I asked Conlan if he thought the butterflies were feeding on Gabe's face.
"If he is sweating, or if there is something on his face or something that that butterfly is detecting that that butterfly needs on its menu it's certainly possible," said Conlan.
In my mind, to make this story fly, I needed one more eye witness like Erick Whitlock.
"It was amazing to me. It just shocked me," said Whitlock.
Gabe showed me another video of a butterfly hanging out on Whitlock's shoulder. I drove across town to meet Whitlock and hear the story.
"Why do you think butterflies choose him?" I asked.
"He is just a good dude, you know some of us have it and some of us don't," said Whitlock with a big laugh.
Gabe has sent me so many videos and pictures of the butterflies that I just had to share this story with News 8 followers.
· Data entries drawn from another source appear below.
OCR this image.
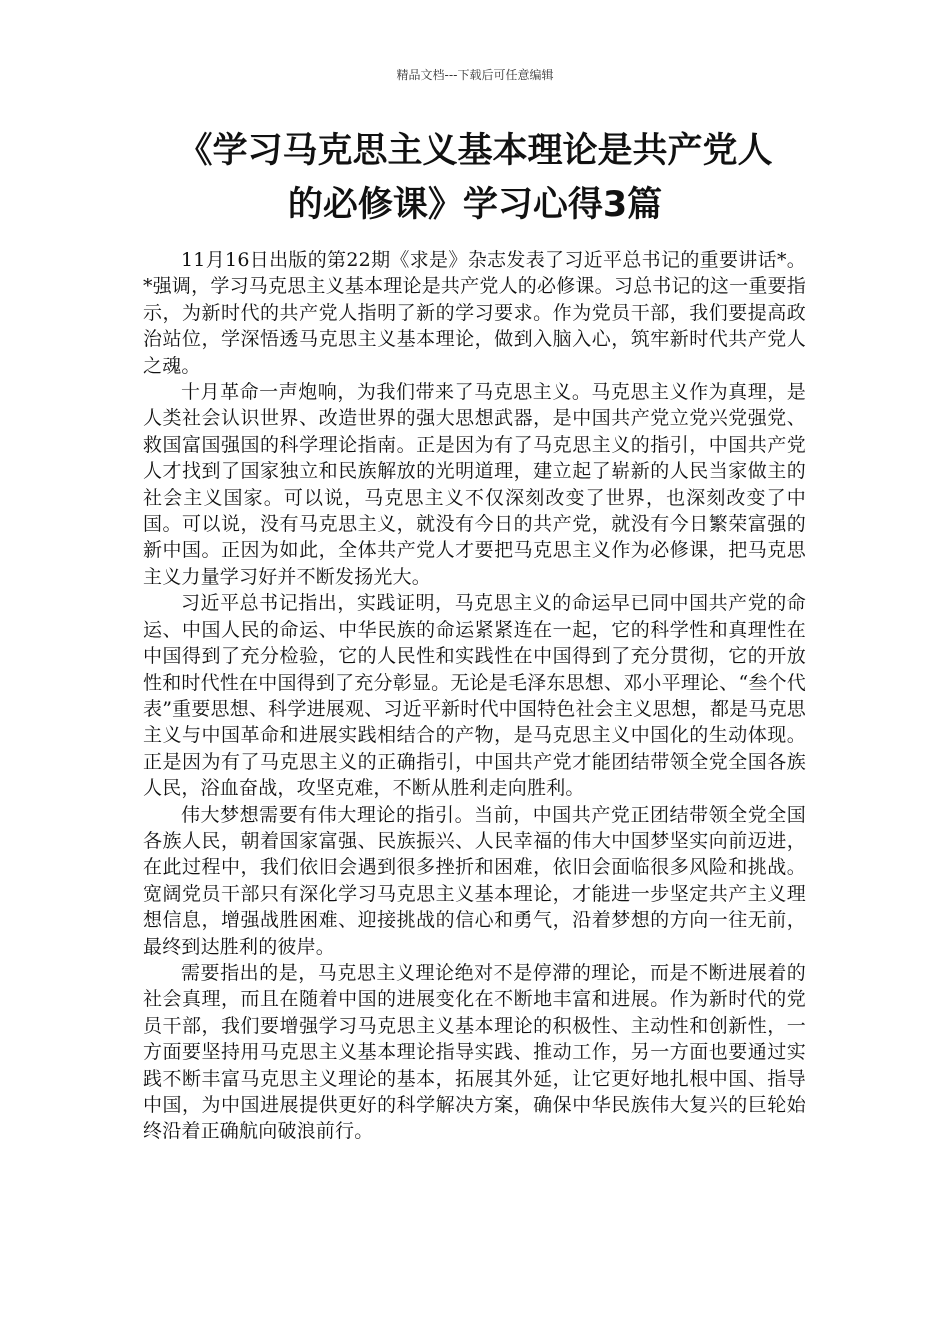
精品文档---下载后可任意编辑
《学习马克思主义基本理论是共产党人
的必修课》学习心得3篇

11月16日出版的第22期《求是》杂志发表了习近平总书记的重要讲话*。*强调，学习马克思主义基本理论是共产党人的必修课。习总书记的这一重要指示，为新时代的共产党人指明了新的学习要求。作为党员干部，我们要提高政治站位，学深悟透马克思主义基本理论，做到入脑入心，筑牢新时代共产党人之魂。

十月革命一声炮响，为我们带来了马克思主义。马克思主义作为真理，是人类社会认识世界、改造世界的强大思想武器，是中国共产党立党兴党强党、救国富国强国的科学理论指南。正是因为有了马克思主义的指引，中国共产党人才找到了国家独立和民族解放的光明道理，建立起了崭新的人民当家做主的社会主义国家。可以说，马克思主义不仅深刻改变了世界，也深刻改变了中国。可以说，没有马克思主义，就没有今日的共产党，就没有今日繁荣富强的新中国。正因为如此，全体共产党人才要把马克思主义作为必修课，把马克思主义力量学习好并不断发扬光大。

习近平总书记指出，实践证明，马克思主义的命运早已同中国共产党的命运、中国人民的命运、中华民族的命运紧紧连在一起，它的科学性和真理性在中国得到了充分检验，它的人民性和实践性在中国得到了充分贯彻，它的开放性和时代性在中国得到了充分彰显。无论是毛泽东思想、邓小平理论、“叁个代表”重要思想、科学进展观、习近平新时代中国特色社会主义思想，都是马克思主义与中国革命和进展实践相结合的产物，是马克思主义中国化的生动体现。正是因为有了马克思主义的正确指引，中国共产党才能团结带领全党全国各族人民，浴血奋战，攻坚克难，不断从胜利走向胜利。

伟大梦想需要有伟大理论的指引。当前，中国共产党正团结带领全党全国各族人民，朝着国家富强、民族振兴、人民幸福的伟大中国梦坚实向前迈进，在此过程中，我们依旧会遇到很多挫折和困难，依旧会面临很多风险和挑战。宽阔党员干部只有深化学习马克思主义基本理论，才能进一步坚定共产主义理想信息，增强战胜困难、迎接挑战的信心和勇气，沿着梦想的方向一往无前，最终到达胜利的彼岸。

需要指出的是，马克思主义理论绝对不是停滞的理论，而是不断进展着的社会真理，而且在随着中国的进展变化在不断地丰富和进展。作为新时代的党员干部，我们要增强学习马克思主义基本理论的积极性、主动性和创新性，一方面要坚持用马克思主义基本理论指导实践、推动工作，另一方面也要通过实践不断丰富马克思主义理论的基本，拓展其外延，让它更好地扎根中国、指导中国，为中国进展提供更好的科学解决方案，确保中华民族伟大复兴的巨轮始终沿着正确航向破浪前行。
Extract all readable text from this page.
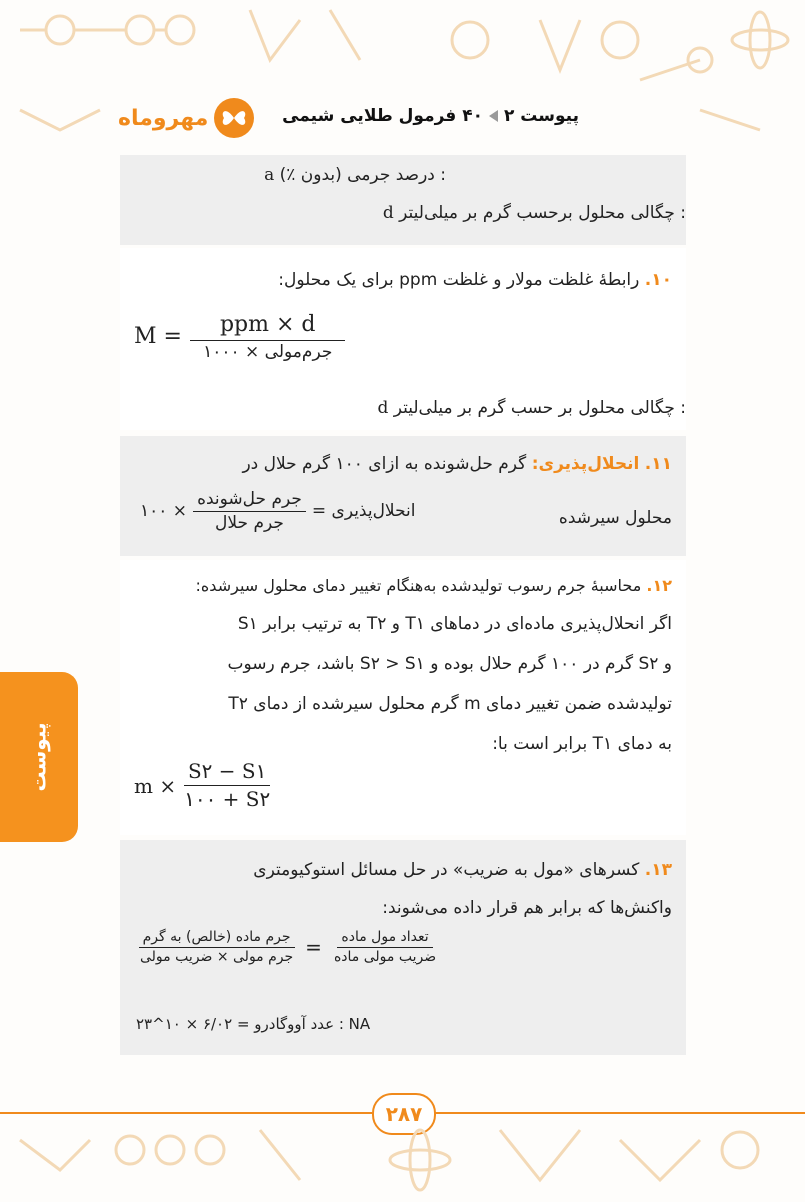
مهروماه	پیوست ۲
۴۰ فرمول طلایی شیمی
: درصد جرمی (بدون ٪) a
: چگالی محلول برحسب گرم بر میلی‌لیتر d
۱۰. رابطهٔ غلظت مولار و غلظت ppm برای یک محلول:
$M = \frac{\text{ppm × d}}{\text{جرم‌مولی × ۱۰۰۰}}$
: چگالی محلول بر حسب گرم بر میلی‌لیتر d
۱۱. انحلال‌پذیری: گرم حل‌شونده به ازای ۱۰۰ گرم حلال در
محلول سیرشده
انحلال‌پذیری =
$\frac{\text{جرم حل‌شونده}}{\text{جرم حلال}}$
× ۱۰۰
۱۲. محاسبهٔ جرم رسوب تولیدشده به‌هنگام تغییر دمای محلول سیرشده:
اگر انحلال‌پذیری ماده‌ای در دماهای T۱ و T۲ به ترتیب برابر S۱
و S۲ گرم در ۱۰۰ گرم حلال بوده و S۲ > S۱ باشد، جرم رسوب
تولیدشده ضمن تغییر دمای m گرم محلول سیرشده از دمای T۲
به دمای T۱ برابر است با:
$m \times \frac{S۲ - S۱}{۱۰۰ + S۲}$
۱۳. کسرهای «مول به ضریب» در حل مسائل استوکیومتری
واکنش‌ها که برابر هم قرار داده می‌شوند:
$\frac{\text{تعداد مول ماده}}{\text{ضریب مولی ماده}}$
=
$\frac{\text{جرم ماده (خالص) به گرم}}{\text{جرم مولی × ضریب مولی}}$
NA : عدد آووگادرو = ۶/۰۲ × ۱۰^۲۳
پیوست
۲۸۷
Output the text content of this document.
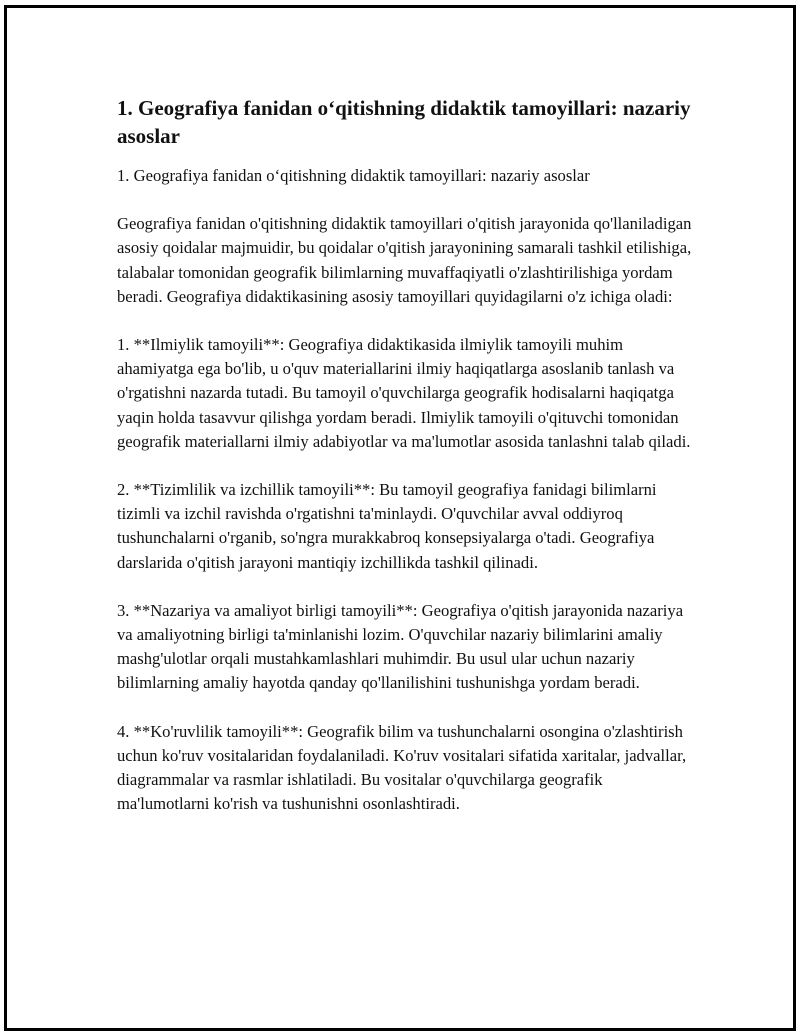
1. Geografiya fanidan o‘qitishning didaktik tamoyillari: nazariy asoslar

1. Geografiya fanidan o‘qitishning didaktik tamoyillari: nazariy asoslar

Geografiya fanidan o'qitishning didaktik tamoyillari o'qitish jarayonida qo'llaniladigan asosiy qoidalar majmuidir, bu qoidalar o'qitish jarayonining samarali tashkil etilishiga, talabalar tomonidan geografik bilimlarning muvaffaqiyatli o'zlashtirilishiga yordam beradi. Geografiya didaktikasining asosiy tamoyillari quyidagilarni o'z ichiga oladi:

1. **Ilmiylik tamoyili**: Geografiya didaktikasida ilmiylik tamoyili muhim ahamiyatga ega bo'lib, u o'quv materiallarini ilmiy haqiqatlarga asoslanib tanlash va o'rgatishni nazarda tutadi. Bu tamoyil o'quvchilarga geografik hodisalarni haqiqatga yaqin holda tasavvur qilishga yordam beradi. Ilmiylik tamoyili o'qituvchi tomonidan geografik materiallarni ilmiy adabiyotlar va ma'lumotlar asosida tanlashni talab qiladi.

2. **Tizimlilik va izchillik tamoyili**: Bu tamoyil geografiya fanidagi bilimlarni tizimli va izchil ravishda o'rgatishni ta'minlaydi. O'quvchilar avval oddiyroq tushunchalarni o'rganib, so'ngra murakkabroq konsepsiyalarga o'tadi. Geografiya darslarida o'qitish jarayoni mantiqiy izchillikda tashkil qilinadi.

3. **Nazariya va amaliyot birligi tamoyili**: Geografiya o'qitish jarayonida nazariya va amaliyotning birligi ta'minlanishi lozim. O'quvchilar nazariy bilimlarini amaliy mashg'ulotlar orqali mustahkamlashlari muhimdir. Bu usul ular uchun nazariy bilimlarning amaliy hayotda qanday qo'llanilishini tushunishga yordam beradi.

4. **Ko'ruvlilik tamoyili**: Geografik bilim va tushunchalarni osongina o'zlashtirish uchun ko'ruv vositalaridan foydalaniladi. Ko'ruv vositalari sifatida xaritalar, jadvallar, diagrammalar va rasmlar ishlatiladi. Bu vositalar o'quvchilarga geografik ma'lumotlarni ko'rish va tushunishni osonlashtiradi.
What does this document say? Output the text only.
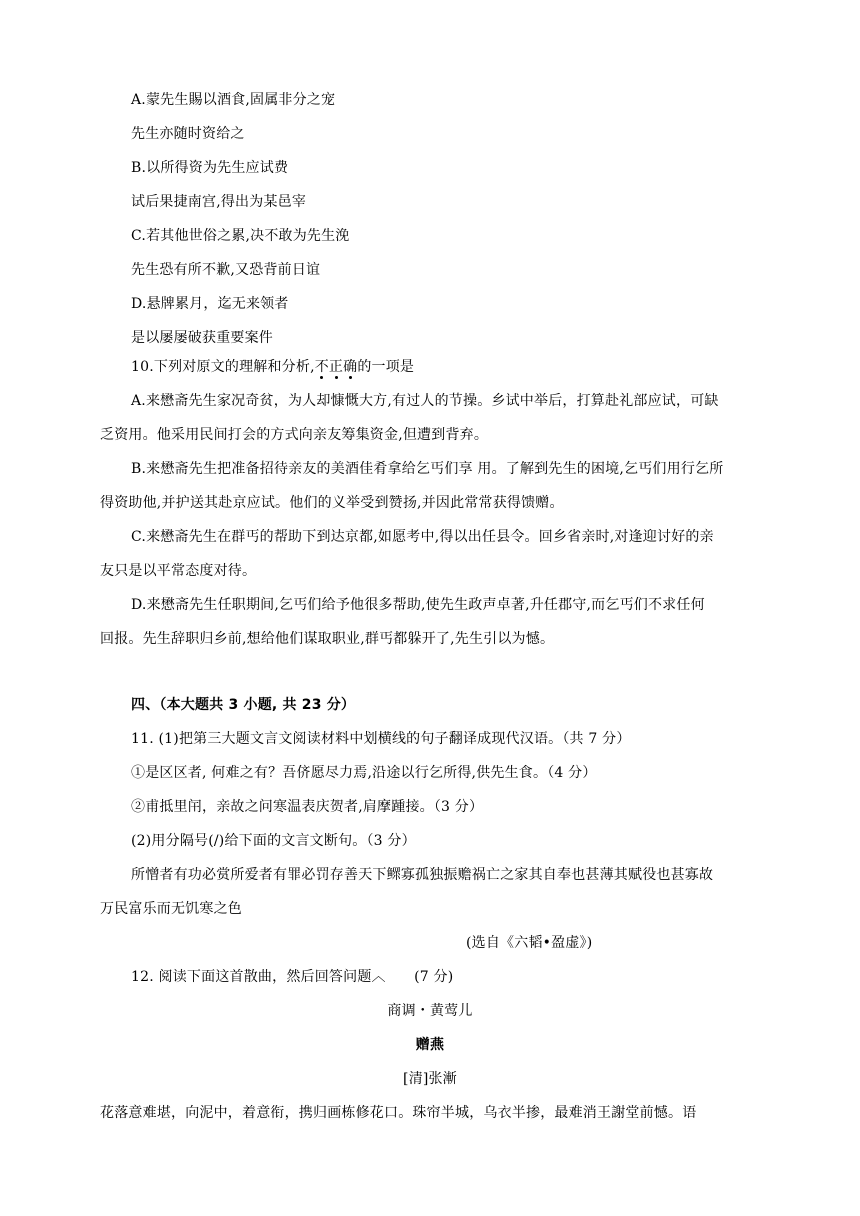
A.蒙先生賜以酒食,固属非分之宠
先生亦随时资给之
B.以所得资为先生应试费
试后果捷南宫,得出为某邑宰
C.若其他世俗之累,决不敢为先生浼
先生恐有所不歉,又恐背前日谊
D.悬牌累月，迄无来领者
是以屡屡破获重要案件
10.下列对原文的理解和分析,不正确的一项是
A.来懋斋先生家况奇贫，为人却慷慨大方,有过人的节操。乡试中举后，打算赴礼部应试，可缺
乏资用。他采用民间打会的方式向亲友筹集资金,但遭到背弃。
B.来懋斋先生把准备招待亲友的美酒佳肴拿给乞丐们享 用。了解到先生的困境,乞丐们用行乞所
得资助他,并护送其赴京应试。他们的义举受到赞扬,并因此常常获得馈赠。
C.来懋斋先生在群丐的帮助下到达京都,如愿考中,得以出任县令。回乡省亲时,对逢迎讨好的亲
友只是以平常态度对待。
D.来懋斋先生任职期间,乞丐们给予他很多帮助,使先生政声卓著,升任郡守,而乞丐们不求任何
回报。先生辞职归乡前,想给他们谋取职业,群丐都躲开了,先生引以为憾。
四、（本大题共 3 小题, 共 23 分）
11. (1)把第三大题文言文阅读材料中划横线的句子翻译成现代汉语。（共 7 分）
①是区区者, 何难之有？吾侪愿尽力焉,沿途以行乞所得,供先生食。（4 分）
②甫抵里闬，亲故之问寒温表庆贺者,肩摩踵接。（3 分）
(2)用分隔号(/)给下面的文言文断句。（3 分）
所憎者有功必赏所爱者有罪必罚存善天下鳏寡孤独振赡祸亡之家其自奉也甚薄其赋役也甚寡故
万民富乐而无饥寒之色
(选自《六韬•盈虚》)
12. 阅读下面这首散曲，然后回答问题︿　　(7 分)
商调・黄莺儿
赠燕
[清]张漸
花落意难堪，向泥中，着意衔，携归画栋修花口。珠帘半城，乌衣半掺，最难消王謝堂前憾。语
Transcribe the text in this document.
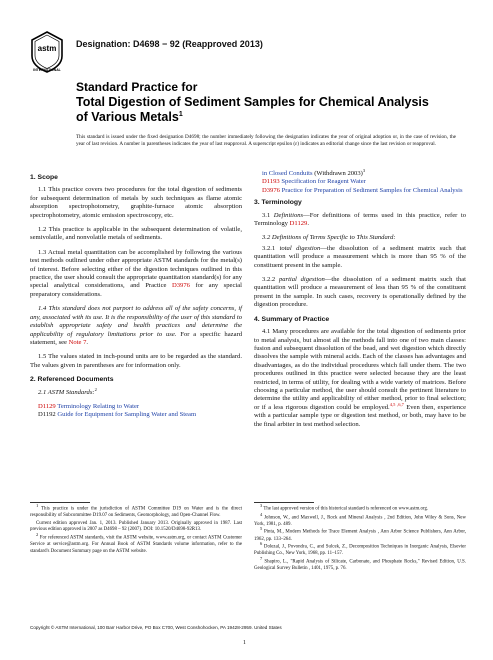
astm
INTERNATIONAL
Designation: D4698 − 92 (Reapproved 2013)
Standard Practice for
Total Digestion of Sediment Samples for Chemical Analysis
of Various Metals$^1$
This standard is issued under the fixed designation D4698; the number immediately following the designation indicates the year of original adoption or, in the case of revision, the year of last revision. A number in parentheses indicates the year of last reapproval. A superscript epsilon (ε) indicates an editorial change since the last revision or reapproval.
1. Scope

1.1 This practice covers two procedures for the total digestion of sediments for subsequent determination of metals by such techniques as flame atomic absorption spectrophotometry, graphite-furnace atomic absorption spectrophotometry, atomic emission spectroscopy, etc.

1.2 This practice is applicable in the subsequent determination of volatile, semivolatile, and nonvolatile metals of sediments.

1.3 Actual metal quantitation can be accomplished by following the various test methods outlined under other appropriate ASTM standards for the metal(s) of interest. Before selecting either of the digestion techniques outlined in this practice, the user should consult the appropriate quantitation standard(s) for any special analytical considerations, and Practice D3976 for any special preparatory considerations.

1.4 This standard does not purport to address all of the safety concerns, if any, associated with its use. It is the responsibility of the user of this standard to establish appropriate safety and health practices and determine the applicability of regulatory limitations prior to use. For a specific hazard statement, see Note 7.

1.5 The values stated in inch-pound units are to be regarded as the standard. The values given in parentheses are for information only.

2. Referenced Documents

2.1 ASTM Standards:$^2$

D1129 Terminology Relating to Water

D1192 Guide for Equipment for Sampling Water and Steam

in Closed Conduits (Withdrawn 2003)$^3$

D1193 Specification for Reagent Water

D3976 Practice for Preparation of Sediment Samples for Chemical Analysis

3. Terminology

3.1 Definitions—For definitions of terms used in this practice, refer to Terminology D1129.

3.2 Definitions of Terms Specific to This Standard:

3.2.1 total digestion—the dissolution of a sediment matrix such that quantitation will produce a measurement which is more than 95 % of the constituent present in the sample.

3.2.2 partial digestion—the dissolution of a sediment matrix such that quantitation will produce a measurement of less than 95 % of the constituent present in the sample. In such cases, recovery is operationally defined by the digestion procedure.

4. Summary of Practice

4.1 Many procedures are available for the total digestion of sediments prior to metal analysis, but almost all the methods fall into one of two main classes: fusion and subsequent dissolution of the bead, and wet digestion which directly dissolves the sample with mineral acids. Each of the classes has advantages and disadvantages, as do the individual procedures which fall under them. The two procedures outlined in this practice were selected because they are the least restricted, in terms of utility, for dealing with a wide variety of matrices. Before choosing a particular method, the user should consult the pertinent literature to determine the utility and applicability of either method, prior to final selection; or if a less rigorous digestion could be employed.$^{4,5 ,6,7}$ Even then, experience with a particular sample type or digestion test method, or both, may have to be the final arbiter in test method selection.

$^1$ This practice is under the jurisdiction of ASTM Committee D19 on Water and is the direct responsibility of Subcommittee D19.07 on Sediments, Geomorphology, and Open-Channel Flow.

Current edition approved Jan. 1, 2013. Published January 2013. Originally approved in 1987. Last previous edition approved in 2007 as D4698 – 92 (2007). DOI: 10.1520/D4698-92R13.

$^2$ For referenced ASTM standards, visit the ASTM website, www.astm.org, or contact ASTM Customer Service at service@astm.org. For Annual Book of ASTM Standards volume information, refer to the standard's Document Summary page on the ASTM website.

$^3$ The last approved version of this historical standard is referenced on www.astm.org.

$^4$ Johnson, W., and Maxwell, J., Rock and Mineral Analysis , 2nd Edition, John Wiley & Sons, New York, 1981, p. 489.

$^5$ Pinta, M., Modern Methods for Trace Element Analysis , Ann Arbor Science Publishers, Ann Arbor, 1962, pp. 133–264.

$^6$ Dolezal, J., Povondra, C., and Sulcek, Z., Decomposition Techniques in Inorganic Analysis, Elsevier Publishing Co., New York, 1968, pp. 11–157.

$^7$ Shapiro, L., "Rapid Analysis of Silicate, Carbonate, and Phosphate Rocks," Revised Edition, U.S. Geological Survey Bulletin , 1401, 1975, p. 76.

Copyright © ASTM International, 100 Barr Harbor Drive, PO Box C700, West Conshohocken, PA 19428-2959. United States
1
There is another video of the butterfly on Gabe's face as he shaves.
"She is on my face as soon as I wake up and even when I am shaving," Gabe said in the video. "Pretty incredible."
Gabe's phone is filled with Monarch memories. He said he put the butterfly on the faces of others and they would ask "Is that thing real?" or say "There is no way that thing is real."
"I would say, 'yeah it's real' and I would put it on their face," said Gabe. "So I have a collection of pictures with people I shared the experience with around San Diego and I put it on their face and they would light up like a little kid, you know? A lot of people said 'that's not real' so I would touch it and it would open up kind of fly around my face."
I never saw the insects with my own eyes, so this story will always be somewhat of a Monarch mystery, but to see so much joy on the faces of others I am now a butterfly believer.
"I started noticing that when I put the butterfly on people they would start to laugh and they would smile and they would just light up with light you know and just be so happy. So I started documenting how this butterfly brought so much happiness to everyone it touched." said Valdez.